Electric Field due to a Ring of Charge

[DarkWarrior]

I've been stuck on this problem for awhile now..

At what distance along the central axis of a ring of radius R and uniform charge is the magnitude of the electric field due to the ring's charge maximum?

Now, I know that the equation for this problem is E = [k|qz|] / [(z^2+R^2)^3/2], which is the electric field magnitude of a charged ring. And to get the maximum, you have to find where the first derivative of the equation where it equals zero.

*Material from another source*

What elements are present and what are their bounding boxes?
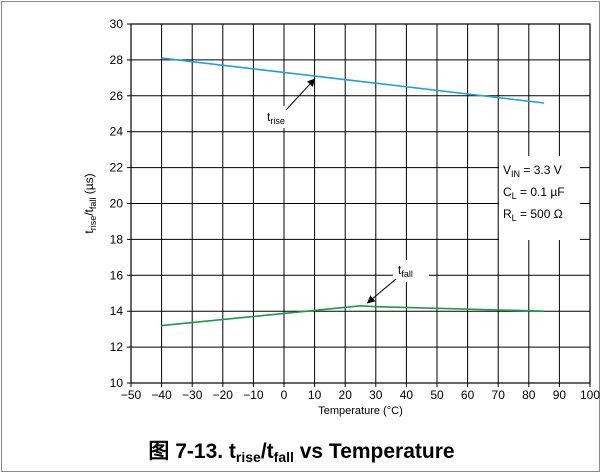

But when I take the derivative of the equation, I get a complete mess not even close to the answer. Can anyone give me some hints or a push in the right direction? Is my thinking incorrect? Thanks. :)

 

[neutrino]

It's a straighforward problem, and your approcah is right. If you could just post your work, we can try to help you out.

 

[DarkWarrior]

Thanks, confirming that I was going in the right direction was all I needed. I eventually did get the answer, but with some difficultly thanks to my poor algebra skills. :)

 

[goteamusa]

In this problem we do not know E and we are looking for z correct? I do not know how to deal with this problem of having two unknowns. I am given R but that is all.

 

[rwisz]

Hi there,

It seems like you are on the right track with finding the maximum electric field due to a ring of charge. However, it is important to remember that the electric field is a vector quantity, so the magnitude alone may not give you the full picture.

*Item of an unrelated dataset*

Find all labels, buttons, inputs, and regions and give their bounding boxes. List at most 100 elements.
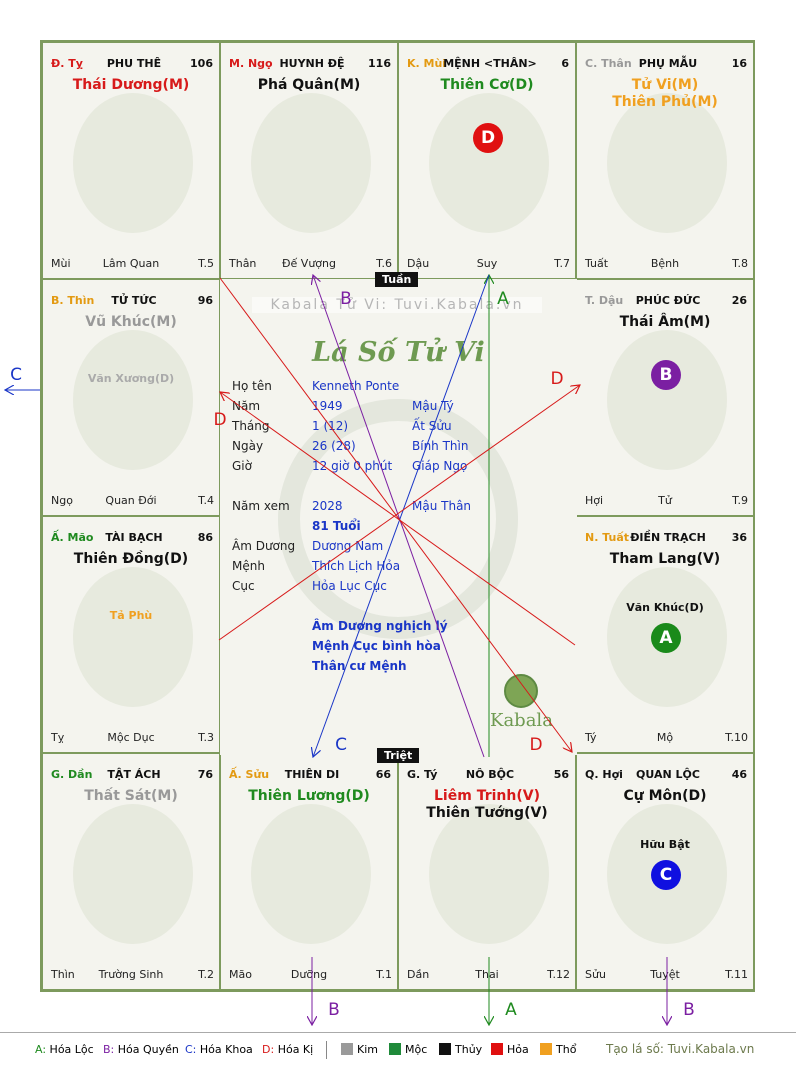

To find the maximum electric field, you can use the equation E = [k|qz|] / [(z^2+R^2)^3/2] and take the derivative with respect to z. This will give you a function for the derivative of the electric field with respect to z.

Next, set this derivative equal to zero and solve for z. This will give you the location along the central axis where the electric field is maximum. You can then plug this value of z back into the original equation to find the maximum electric field magnitude.

If you are still having trouble, it may be helpful to review the concept of taking derivatives and solving for maximum or minimum values. You can also try using an online graphing calculator to plot the derivative function and visually see where it crosses the x-axis, indicating a maximum or minimum point.

I hope this helps and good luck with your problem!